The disparity is due to a confluence of possible factors, noted Thompson, some genetic, some socioeconomic. Black women are more likely to be diagnosed with a type of breast cancer that resists current drugs like tamoxifen. Additionally, they have lower breast cancer screening rates and have higher rates of obesity, which increases cancer risk. Lower levels of education and income can also limit access to health care. These factors “all kind of build together” to affect mortality, said Thompson, who researches health disparities between Hispanic and non-Hispanic whites in Washington state’s Yakima Valley.
And black women are not alone among minority groups, she added. Similar trends of worse health outcomes compared to non-Hispanic whites have been seen in Asian Americans and Pacific Islanders, Thompson observed. And though Hispanic women have lower rates of breast cancer, their mortality rate equals that of white women.
‘You have to go where the women are’
One of the factors that may prevent minorities or people in underserved communities from seeking treatment “is being burned in the past,” said Julie Anne Black, who coordinates SCCA's mobile mammography van. A person with few economic reserves who visited the emergency room only to be saddled with a $3,000 bill might feel distrust of the health care system, but partnering with community health centers can help alleviate distrust, she explained.
This way, patients hear about screening from a trusted source and are able take advantage of the service in a location they know – such as the mobile mammography service that aims to take “state-of-the-art care out to areas that wouldn’t normally have access to it.”
Connecting with the community is critical to overcoming these obstacles and improving health outcomes in minority women, agreed Dr. Lora-Ellen McKinney, who sits on Fred Hutch’s Institutional Review Board and reviews applications for clinical trials. “You have to go where the women are,” noted McKinney. Examples in the black community could be beauty parlors or churches, which often have health ministries for their parishioners. Interpersonal relationships are critical, explained McKinney. People “need a direct referral from someone they trust.”

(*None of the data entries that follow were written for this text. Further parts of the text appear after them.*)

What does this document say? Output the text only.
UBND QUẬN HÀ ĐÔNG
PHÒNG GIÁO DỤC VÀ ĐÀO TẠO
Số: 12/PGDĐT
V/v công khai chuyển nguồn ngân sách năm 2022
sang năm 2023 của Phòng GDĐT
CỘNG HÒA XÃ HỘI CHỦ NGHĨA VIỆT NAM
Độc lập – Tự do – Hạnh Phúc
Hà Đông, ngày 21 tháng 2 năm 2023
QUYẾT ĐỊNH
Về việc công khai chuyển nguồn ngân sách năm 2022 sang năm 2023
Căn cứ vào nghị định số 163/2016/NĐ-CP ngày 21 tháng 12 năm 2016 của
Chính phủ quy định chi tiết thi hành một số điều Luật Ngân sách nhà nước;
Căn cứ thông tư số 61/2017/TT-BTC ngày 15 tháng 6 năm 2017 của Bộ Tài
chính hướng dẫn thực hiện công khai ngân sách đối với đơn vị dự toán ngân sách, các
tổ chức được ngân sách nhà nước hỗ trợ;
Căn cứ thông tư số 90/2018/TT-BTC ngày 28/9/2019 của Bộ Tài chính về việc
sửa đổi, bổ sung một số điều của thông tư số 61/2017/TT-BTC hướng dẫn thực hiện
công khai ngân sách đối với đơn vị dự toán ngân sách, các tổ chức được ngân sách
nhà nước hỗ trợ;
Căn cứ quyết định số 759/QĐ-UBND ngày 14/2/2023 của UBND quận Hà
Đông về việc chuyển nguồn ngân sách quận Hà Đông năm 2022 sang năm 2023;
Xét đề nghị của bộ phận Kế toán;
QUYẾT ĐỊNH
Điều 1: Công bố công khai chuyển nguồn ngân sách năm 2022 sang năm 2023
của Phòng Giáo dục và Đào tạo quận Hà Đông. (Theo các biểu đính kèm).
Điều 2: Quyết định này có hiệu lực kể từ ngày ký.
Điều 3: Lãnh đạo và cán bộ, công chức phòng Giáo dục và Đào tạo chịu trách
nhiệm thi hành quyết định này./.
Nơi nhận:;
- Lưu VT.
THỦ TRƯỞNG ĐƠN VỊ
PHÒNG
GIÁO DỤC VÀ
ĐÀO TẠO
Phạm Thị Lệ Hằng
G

And it’s especially important that once a connection is made, “you keep going back,” said Dr. Hannah Linden, a Fred Hutch researcher and SCCA breast cancer oncologist who spearheads projects aimed at connecting with underserved communities to understand and dismantle barriers they face. She and her collaborators have worked to bridge the health care gap at SCCA and Harborview Medical Center by introducing health care navigators, who can help fill out forms, organize care, remind patients of appointments and even help patients who find themselves in financial distress. “You really need someone from the community, who knows where that bus stop is, who knows what it’s like to ride that bus,” she explained.
The Affordable Care Act, which provides for low- or no-cost cancer screenings, could help lower some barriers, Thompson said. “We hope it makes a difference. We’ll have to look at what happens.”
Due to medical advances, breast cancer has become more treatable and curable in the last 20 years, explained Fred Hutch’s Dr. Kerryn Reding, whose research focuses on reducing racial disparities in breast cancer. But this new study's findings suggest that black women have not benefitted from these advances. Enough research has been conducted to make it “clear the racial disparity gap is expanding,” said Reding. “Now is the time to address it.”
You can reach Sabrina Richards at firstname.lastname@example.org.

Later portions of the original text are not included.